Saturday 12 May 2012

I have a secret enjoyment that I am almost too shy to admit to - I have a fondness for war poetry. Well to be specific World War I war poetry and in particular Wilfred Owen.

I think it is the raw-boned honesty of the poetry I like. You can imagine when a poet was up to his kneecaps in water and mud in a trench, surrounded by dead bodies and rats, with an itchy skin because of the lice and someone was either trying to gas him  or bomb him, social niceties and conventions would be stripped away. In those days of uncertainty and despair one would be reduced to being honest.
 
What passing-bells for these who die as cattle?
             Only the monstrous anger of the guns.
             Only the stuttering rifles' rapid rattle
             Can patter out their hasty orisons.

wrote Wilfred Owen who tragically died a week before the armistice was signed.
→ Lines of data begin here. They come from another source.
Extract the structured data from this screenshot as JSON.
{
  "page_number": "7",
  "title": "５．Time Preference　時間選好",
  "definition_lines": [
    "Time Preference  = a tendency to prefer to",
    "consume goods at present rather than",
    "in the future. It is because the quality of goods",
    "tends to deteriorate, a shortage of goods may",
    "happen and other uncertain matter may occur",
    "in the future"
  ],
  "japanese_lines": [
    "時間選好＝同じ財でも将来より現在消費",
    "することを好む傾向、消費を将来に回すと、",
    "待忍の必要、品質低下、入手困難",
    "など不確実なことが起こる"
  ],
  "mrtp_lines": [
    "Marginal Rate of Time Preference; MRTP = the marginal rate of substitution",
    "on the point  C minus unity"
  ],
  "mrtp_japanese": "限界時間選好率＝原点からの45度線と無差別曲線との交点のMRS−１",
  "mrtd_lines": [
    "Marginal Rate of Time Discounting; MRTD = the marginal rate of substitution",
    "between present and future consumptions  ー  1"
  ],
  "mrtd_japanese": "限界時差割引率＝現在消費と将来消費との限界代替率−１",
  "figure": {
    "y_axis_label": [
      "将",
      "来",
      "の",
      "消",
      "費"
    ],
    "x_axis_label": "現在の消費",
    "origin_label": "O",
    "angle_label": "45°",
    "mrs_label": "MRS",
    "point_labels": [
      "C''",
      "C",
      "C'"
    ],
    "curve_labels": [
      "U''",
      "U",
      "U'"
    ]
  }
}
His parents found out about his death on Armistice Day. Can you imagine how they would have felt when they heard the armistice had been signed but too late for their boy?
Owen told it how it was.
       
            Bent double, like old beggars under sacks,
            Knock-kneed, coughing like hags, we cursed through sludge,
           Till on the haunting flares we turned our backs
            And towards our distant rest began to trudge.
            Men marched asleep. Many had lost their boots
            But limped on, blood-shod. All went lame; all blind;
            Drunk with fatigue; deaf even to the hoots
           Of tired, outstripped Five-Nines that dropped behind


This is an extract from his poem Dulce et Decorum est. (It is sweet and right) At the end of this poem he concludes if you had seen someone dying of gas poisoning you would not be so quick to believe the lie that it is sweet and right to die for your country which was the prevailing belief of the day.

Somehow I do not think we have learned the lessons that Owen tries to teach us in his poems.